Im Laufe des Nachmittags des 26. Januar begann ich mit der Demontage der Motorhaube, der Kotflügel und des Kühlers und am darauffolgenden Vormittag baute ich den Motor ganz aus. Verglichen mit dem ersten Mal war ich einiges schneller. Insbesondere das Ausfädeln der Antriebswellen und das Ausfahren der fast 350 kg schweren Motor-Getriebe-Einheit gingen absolut problemlos von statten.

    Im Nachhinein frage ich mich, ob vielleicht beim 1. Mal die Teile nicht oder falsch geneigt waren. Während der 4-Zylinder zum Aus- und Einbauen nach hinten geneigt sein muss, muss der 6-Zylinder leicht nach vorne geneigt sein, damit er zuerst aus den hinteren Motorlagern gehoben wird. Da der 4-Zylinder an der Wasserpumpe aufgehängt wird, bekommt er automatisch die richtige Neigung. Beim 6-Zylinder muss eine vierbeinige Kette verwendet werden, welche vorne länger ist als hinten.
Während dem ich das Motorenöl abliess, inspizierte ich den Magneten, den ich letztes Mal mit Araldit in die Ablassschraube geklebt hatte. Der Magnet hatte ganz feinen Metallabrieb angezogen. Die Menge fand ich angemessen, war dies doch vom Einschleifen der ganz neuen Zylindern und den Kolbenringen zu erwarten. Feste Teile fand ich keine, was beruhigend war. Dank dem Magnet war verhindert worden, dass der Abrieb weiterhin im Öl zirkulieren und wie Schleifpaste auf die Lager wirken konnte. Bei späteren Fahrten wurde der Ölkühler etwa handwarm, allerdings waren die Tagestemperaturen nicht mehr so hoch.
Die Citroënisten kamen zum Schluss, dass wohl die Ölpumpe bei warmem Öl zu viel internen Druckverlust haben muss, dass also die Zahnräder innerhalb der Zahnradpumpe zu viel Axialspiel aufweisen. Da die Prüfung der Pumpe im Winter in der kalten Garage und bei einer Öltemperatur von knapp 60° C stattgefunden hatte – zu einer Öltemperatur von 80 oder gar 90° somit ein erheblicher Unterschied bestanden hatte – war der Mangel nicht bemerkt worden.
Das Verdikt lautet nun: Im Winter muss der Motor nochmals raus, damit die Ölpumpe überarbeitet werden kann.

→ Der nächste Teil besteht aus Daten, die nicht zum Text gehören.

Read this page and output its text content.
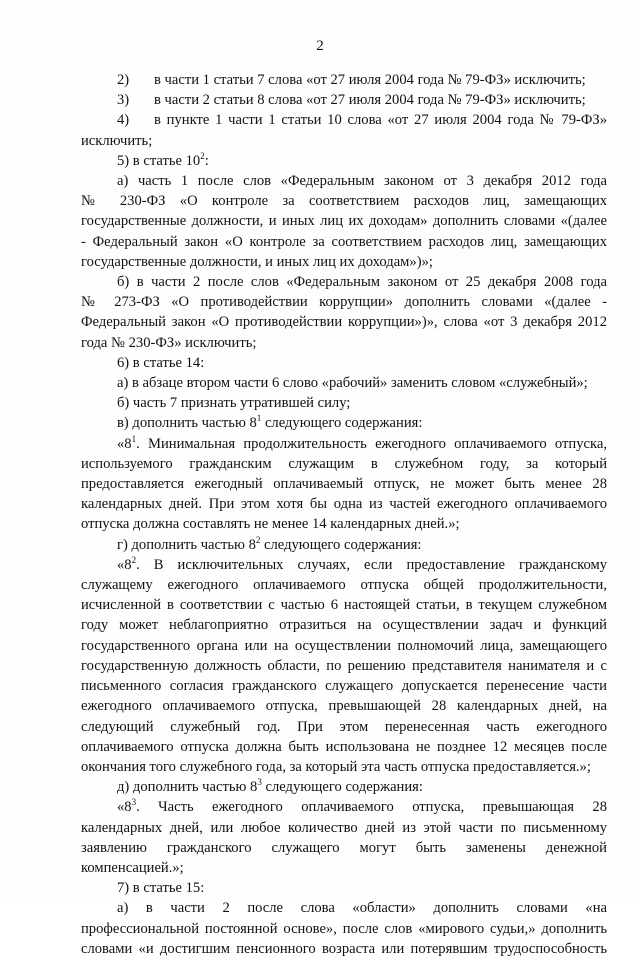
2
2)	в части 1 статьи 7 слова «от 27 июля 2004 года № 79-ФЗ» исключить;
3)	в части 2 статьи 8 слова «от 27 июля 2004 года № 79-ФЗ» исключить;
4)	в пункте 1 части 1 статьи 10 слова «от 27 июля 2004 года № 79-ФЗ»

исключить;

5) в статье $10^2$:

а) часть 1 после слов «Федеральным законом от 3 декабря 2012 года

№ 230-ФЗ «О контроле за соответствием расходов лиц, замещающих

государственные должности, и иных лиц их доходам» дополнить словами «(далее

- Федеральный закон «О контроле за соответствием расходов лиц, замещающих

государственные должности, и иных лиц их доходам»)»;

б) в части 2 после слов «Федеральным законом от 25 декабря 2008 года

№ 273-ФЗ «О противодействии коррупции» дополнить словами «(далее -

Федеральный закон «О противодействии коррупции»)», слова «от 3 декабря 2012

года № 230-ФЗ» исключить;

6) в статье 14:

а) в абзаце втором части 6 слово «рабочий» заменить словом «служебный»;

б) часть 7 признать утратившей силу;

в) дополнить частью $8^1$ следующего содержания:

«$8^1$. Минимальная продолжительность ежегодного оплачиваемого отпуска,

используемого гражданским служащим в служебном году, за который

предоставляется ежегодный оплачиваемый отпуск, не может быть менее 28

календарных дней. При этом хотя бы одна из частей ежегодного оплачиваемого

отпуска должна составлять не менее 14 календарных дней.»;

г) дополнить частью $8^2$ следующего содержания:

«$8^2$. В исключительных случаях, если предоставление гражданскому

служащему ежегодного оплачиваемого отпуска общей продолжительности,

исчисленной в соответствии с частью 6 настоящей статьи, в текущем служебном

году может неблагоприятно отразиться на осуществлении задач и функций

государственного органа или на осуществлении полномочий лица, замещающего

государственную должность области, по решению представителя нанимателя и с

письменного согласия гражданского служащего допускается перенесение части

ежегодного оплачиваемого отпуска, превышающей 28 календарных дней, на

следующий служебный год. При этом перенесенная часть ежегодного

оплачиваемого отпуска должна быть использована не позднее 12 месяцев после

окончания того служебного года, за который эта часть отпуска предоставляется.»;

д) дополнить частью $8^3$ следующего содержания:

«$8^3$. Часть ежегодного оплачиваемого отпуска, превышающая 28

календарных дней, или любое количество дней из этой части по письменному

заявлению гражданского служащего могут быть заменены денежной

компенсацией.»;

7) в статье 15:

а) в части 2 после слова «области» дополнить словами «на

профессиональной постоянной основе», после слов «мирового судьи,» дополнить

словами «и достигшим пенсионного возраста или потерявшим трудоспособность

Für die nächsten Untersuchungen war mit Hansueli Streit, Clubmitglied und Fachmann für Hydraulik, behilflich. Wie ein Tierarzt kam er in meine Garage und installierte eine externe Ölpumpe, welche uns erlaubte, von aussen, bei demontierter Ölwanne und stehendem Motor, im Ölkreislauf Druck aufzubauen und zu beobachten, wo welche Menge der schwarzen Brühe auftauchte. (Ganz sicher einmal in den Ärmeln des Blaumanns und auf dem Garageboden, aber das muss wohl nicht besonders erwähnt werden…) Bevor wir unsere Tests starteten, heizten wir das Öl auf einem kleinen Elektro-Rechaud. (Ich habe nicht gewagt zu fragen, ob Hansueli's Gemahlin Renata weiss, wozu ihre beste Pfanne verwendet wird!) Item, wir stellten fest, dass beim hintersten Hauptlager zuerst - und für unser Gefühl zu viel - Öl kam. Auf der anderen Seite trat bei den Kipphebeln nur wenig Öl zu Tage. Immerhin konnten wir nirgends Ölaustritt feststellen, wo keines zu erwarten war. Als nächstes untersuchten wir die Ölpumpe. Dummerweise öffneten wir das Druckbegrenzer-Ventil, bevor wir die Pumpe nach der im Original-Werkstatt-Handbuch beschriebenen Methode prüften.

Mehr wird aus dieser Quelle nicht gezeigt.